World Cup organisers have been criticised over the failure to compensate workers who have suffered during construction of facilities ©Getty Images

Human rights groups have accused FIFA of "misleading" claims about compensation for migrant workers and their families who have suffered whilst working on the World Cup in Qatar.

"FIFA indicated in a series of communications that it was committed to identifying ways to compensate migrant workers who faced deaths, injuries, and rampant wage theft, and to support an independent migrant workers' centre, as part of a legacy programme," campaigners from Human Rights Watch (HRW), Amnesty International, FairSquare, and Equidem said.

They complained that by the start of the tournament FIFA had not released details of their plans and had instead announced a "legacy fund" which included no provision for compensation.

"Many thousands of migrant workers have paid illegal fees, had wages stolen or even lost their lives to make the world’s most lucrative sporting event possible," Amnesty International head of economic and social justice Steve Cockburn said.

"It would be outrageous for FIFA’s Legacy Fund not to recognize their contribution and compensate them for their losses.

"FIFA can still do the right thing by channelling the Legacy Fund towards workers and their families, supporting a genuinely independent workers' centre, and working with Qatar to ensure that every worker can access the compensation that they deserve. 

"By changing course, FIFA could make a lasting difference to the lives of the true heroes behind this World Cup, refusing to do so would be a terrible indictment on its commitment to workers’ rights."

"FIFA’s egregious whitewashing of serious abuses against migrant workers in Qatar is both a global embarrassment and a sinister tactic to escape its human rights responsibility to compensate thousands of workers who faced abuse and the families of those who died to make this World Cup possible," HRW acting executive director Tirana Hassan declared.

"FIFA continues to cash in on billions of dollars in revenue but refuses to offer a single cent for the families of migrant workers who died or those workers who were cheated out of their wages." 

The group claimed that FIFA President Gianni Infantino "also made misleading comments that workers can simply access compensation through an existing mechanism in Qatar, when this mechanism is in fact not set up to provide compensation on any meaningful scale related to deaths, injuries, and historic wage theft."


Human rights groups have monitored the treatment of migrant workers since Qatar was awarded the World Cup in 2010 ©Getty Images
Human rights groups have monitored the treatment of migrant workers since Qatar was awarded the World Cup in 2010 ©Getty Images

"FIFA has tuned out genuine demands for remedy for migrant workers including from the football industry and ignored evidence of widespread uncompensated abuses and the inadequacies of the current compensation systems in Qatar," Nick McGeehan, founding director of Fairsquare, a migrant abuse investigation agency said.

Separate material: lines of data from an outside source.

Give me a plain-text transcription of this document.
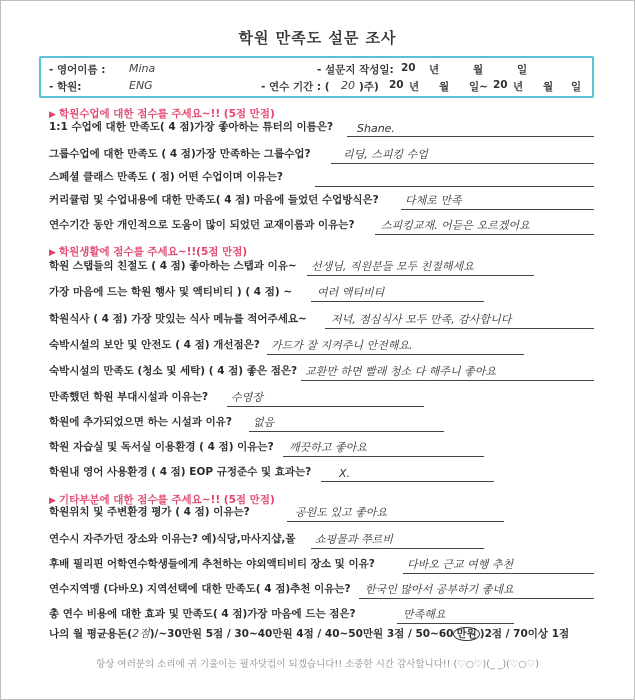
학원 만족도 설문 조사
- 영어이름 : Mina	- 설문지 작성일: 20 년	월	일
- 학원:	ENG	- 연수 기간 : ( 20 )주) 20 년 월 일~ 20 년 월 일
▶ 학원수업에 대한 점수를 주세요~!! (5점 만점)
1:1 수업에 대한 만족도( 4 점)가장 좋아하는 튜터의 이름은? Shane.
그룹수업에 대한 만족도 ( 4 점)가장 만족하는 그룹수업?	리딩, 스피킹 수업
스페셜 클래스 만족도 ( 점) 어떤 수업이며 이유는?
커리큘럼 및 수업내용에 대한 만족도( 4 점) 마음에 들었던 수업방식은? 다체로 만족
연수기간 동안 개인적으로 도움이 많이 되었던 교재이름과 이유는? 스피킹교재. 어듣은 오르겠어요
▶ 학원생활에 점수를 주세요~!!(5점 만점)
학원 스탭들의 친절도 ( 4 점) 좋아하는 스탭과 이유~ 선생님, 직원분들 모두 친절해세요
가장 마음에 드는 학원 행사 및 액티비티 ) ( 4 점) ~ 여러 액티비티
학원식사 ( 4 점) 가장 맛있는 식사 메뉴를 적어주세요~ 저녁, 점심식사 모두 만족, 감사합니다
숙박시설의 보안 및 안전도 ( 4 점) 개선점은? 가드가 잘 지켜주니 안전해요.
숙박시설의 만족도 (청소 및 세탁) ( 4 점) 좋은 점은? 교환만 하면 빨래 청소 다 해주니 좋아요
만족했던 학원 부대시설과 이유는? 수영장
학원에 추가되었으면 하는 시설과 이유? 없음
학원 자습실 및 독서실 이용환경 ( 4 점) 이유는? 깨끗하고 좋아요
학원내 영어 사용환경 ( 4 점) EOP 규정준수 및 효과는?	X.
▶ 기타부분에 대한 점수를 주세요~!! (5점 만점)
학원위치 및 주변환경 평가 ( 4 점) 이유는?	공원도 있고 좋아요
연수시 자주가던 장소와 이유는? 예)식당,마사지샵,몰 쇼핑몰과 쭈르비
후배 필리핀 어학연수학생들에게 추천하는 야외액티비티 장소 및 이유?	다바오 근교 여행 추천
연수지역맹 (다바오) 지역선택에 대한 만족도( 4 점)추천 이유는? 한국인 많아서 공부하기 좋네요
총 연수 비용에 대한 효과 및 만족도( 4 점)가장 마음에 드는 점은?	만족해요
나의 월 평균용돈(2점)/~30만원 5점 / 30~40만원 4점 / 40~50만원 3점 / 50~60 만원 )2점 / 70이상 1점
항상 여러분의 소리에 귀 기울이는 필자닷컴이 되겠습니다!! 소중한 시간 감사합니다!! (♡○♡)(_ _)(♡○♡)
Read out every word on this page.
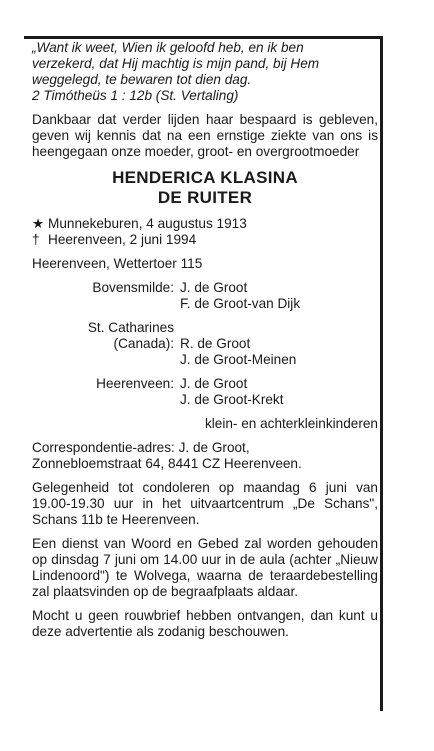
„Want ik weet, Wien ik geloofd heb, en ik ben

verzekerd, dat Hij machtig is mijn pand, bij Hem

weggelegd, te bewaren tot dien dag.

2 Timótheüs 1 : 12b (St. Vertaling)

Dankbaar dat verder lijden haar bespaard is gebleven, geven wij kennis dat na een ernstige ziekte van ons is heengegaan onze moeder, groot- en overgrootmoeder

HENDERICA KLASINA

DE RUITER

★ Munnekeburen, 4 augustus 1913

† Heerenveen, 2 juni 1994

Heerenveen, Wettertoer 115

Bovensmilde: J. de Groot
F. de Groot-van Dijk
St. Catharines
(Canada): R. de Groot
J. de Groot-Meinen
Heerenveen: J. de Groot
J. de Groot-Krekt

klein- en achterkleinkinderen

Correspondentie-adres: J. de Groot,

Zonnebloemstraat 64, 8441 CZ Heerenveen.

Gelegenheid tot condoleren op maandag 6 juni van 19.00-19.30 uur in het uitvaartcentrum „De Schans", Schans 11b te Heerenveen.

Een dienst van Woord en Gebed zal worden gehouden op dinsdag 7 juni om 14.00 uur in de aula (achter „Nieuw Lindenoord") te Wolvega, waarna de teraardebestelling zal plaatsvinden op de begraafplaats aldaar.

Mocht u geen rouwbrief hebben ontvangen, dan kunt u deze advertentie als zodanig beschouwen.
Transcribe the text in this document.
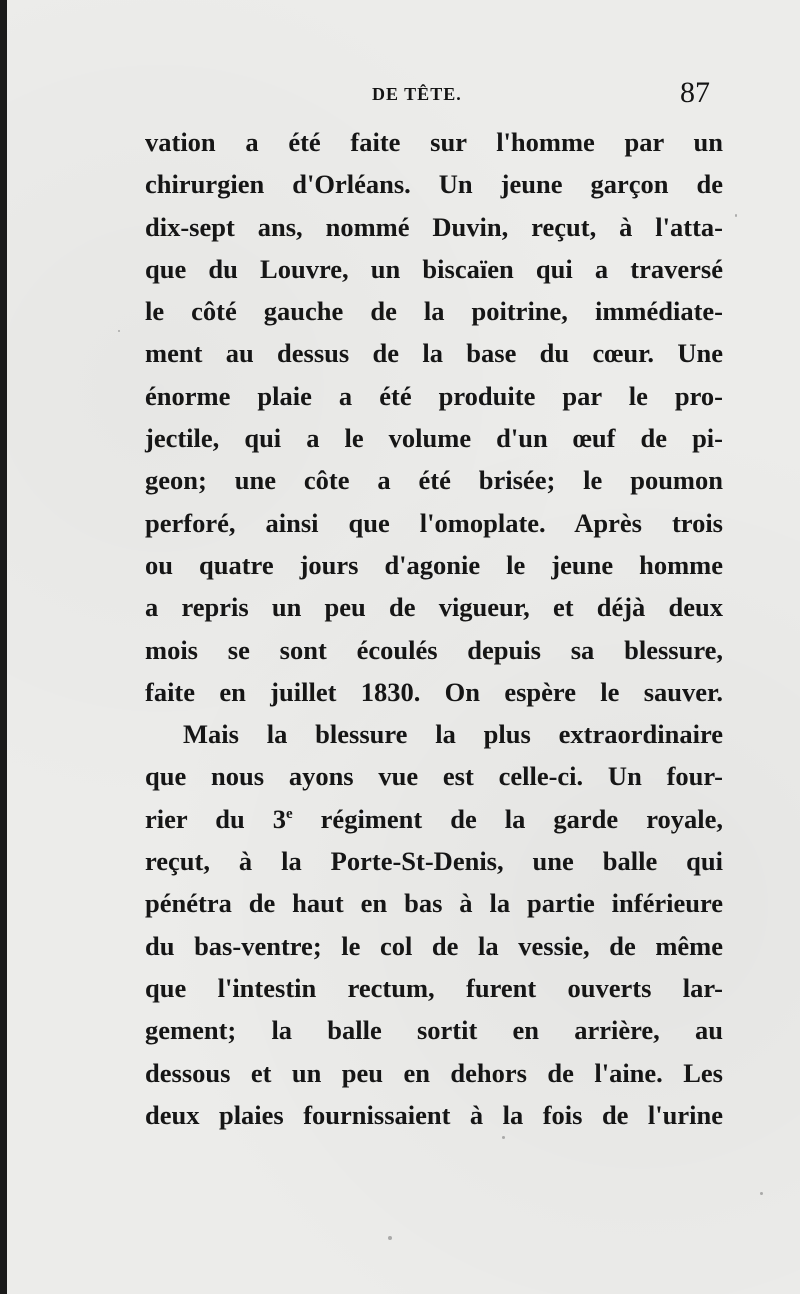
DE TÊTE.	87
vation a été faite sur l'homme par un
chirurgien d'Orléans. Un jeune garçon de
dix-sept ans, nommé Duvin, reçut, à l'atta-
que du Louvre, un biscaïen qui a traversé
le côté gauche de la poitrine, immédiate-
ment au dessus de la base du cœur. Une
énorme plaie a été produite par le pro-
jectile, qui a le volume d'un œuf de pi-
geon; une côte a été brisée; le poumon
perforé, ainsi que l'omoplate. Après trois
ou quatre jours d'agonie le jeune homme
a repris un peu de vigueur, et déjà deux
mois se sont écoulés depuis sa blessure,
faite en juillet 1830. On espère le sauver.
Mais la blessure la plus extraordinaire
que nous ayons vue est celle-ci. Un four-
rier du 3e régiment de la garde royale,
reçut, à la Porte-St-Denis, une balle qui
pénétra de haut en bas à la partie inférieure
du bas-ventre; le col de la vessie, de même
que l'intestin rectum, furent ouverts lar-
gement; la balle sortit en arrière, au
dessous et un peu en dehors de l'aine. Les
deux plaies fournissaient à la fois de l'urine
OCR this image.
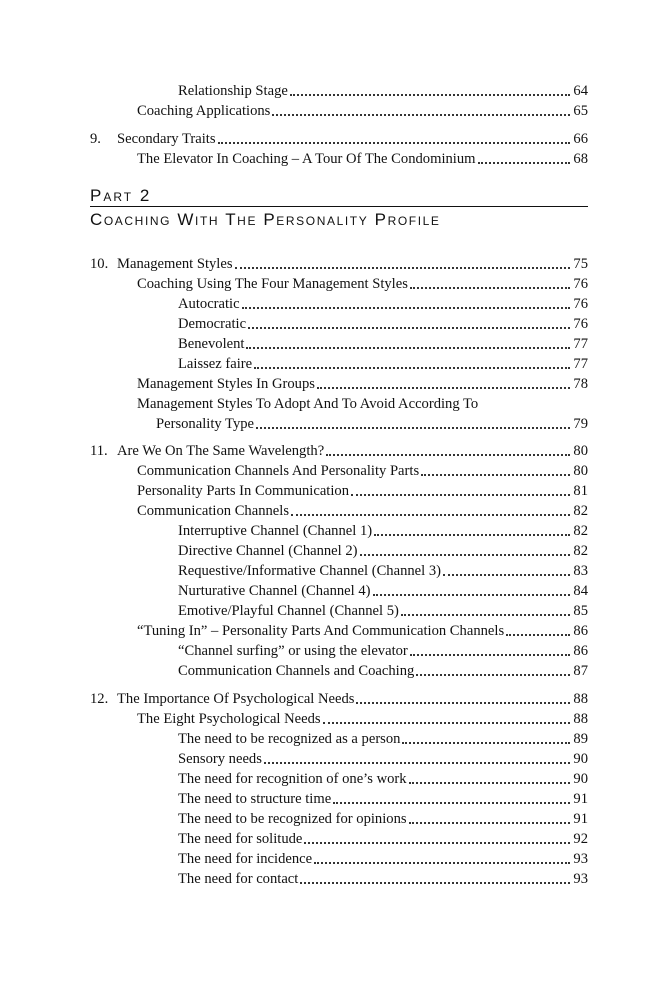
Relationship Stage	64
Coaching Applications	65
9. Secondary Traits	66
The Elevator In Coaching – A Tour Of The Condominium	68
Part 2
Coaching With The Personality Profile
10. Management Styles	75
Coaching Using The Four Management Styles	76
Autocratic	76
Democratic	76
Benevolent	77
Laissez faire	77
Management Styles In Groups	78
Management Styles To Adopt And To Avoid According To
Personality Type	79
11. Are We On The Same Wavelength?	80
Communication Channels And Personality Parts	80
Personality Parts In Communication	81
Communication Channels	82
Interruptive Channel (Channel 1)	82
Directive Channel (Channel 2)	82
Requestive/Informative Channel (Channel 3)	83
Nurturative Channel (Channel 4)	84
Emotive/Playful Channel (Channel 5)	85
“Tuning In” – Personality Parts And Communication Channels	86
“Channel surfing” or using the elevator	86
Communication Channels and Coaching	87
12. The Importance Of Psychological Needs	88
The Eight Psychological Needs	88
The need to be recognized as a person	89
Sensory needs	90
The need for recognition of one’s work	90
The need to structure time	91
The need to be recognized for opinions	91
The need for solitude	92
The need for incidence	93
The need for contact	93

"Instead of ensuring protection of migrant workers who built and delivered the World Cup infrastructure in Qatar, FIFA has benefited from their exploitation and parroted Qatari authorities' talking points, showing their complicity to all the misleading claims and deflections on abuses of migrant workers," McGeehan added.

Campaigners claimed that Qatari authorities have failed to provide documentation of $350 million (£282 million/€328 million) said to have been distributed to migrant workers in compensation.

They insisted that many have discovered they are ineligible because Qatari authorities have ruled that the cause of injuries or fatalities were unconnected with construction work.

In October, FIFA deputy general secretary Alasdair Bell told the European Council of Ministers there had been "real tangible progress" in conditions for workers in Qatar.

FIFA have been contacted for comment.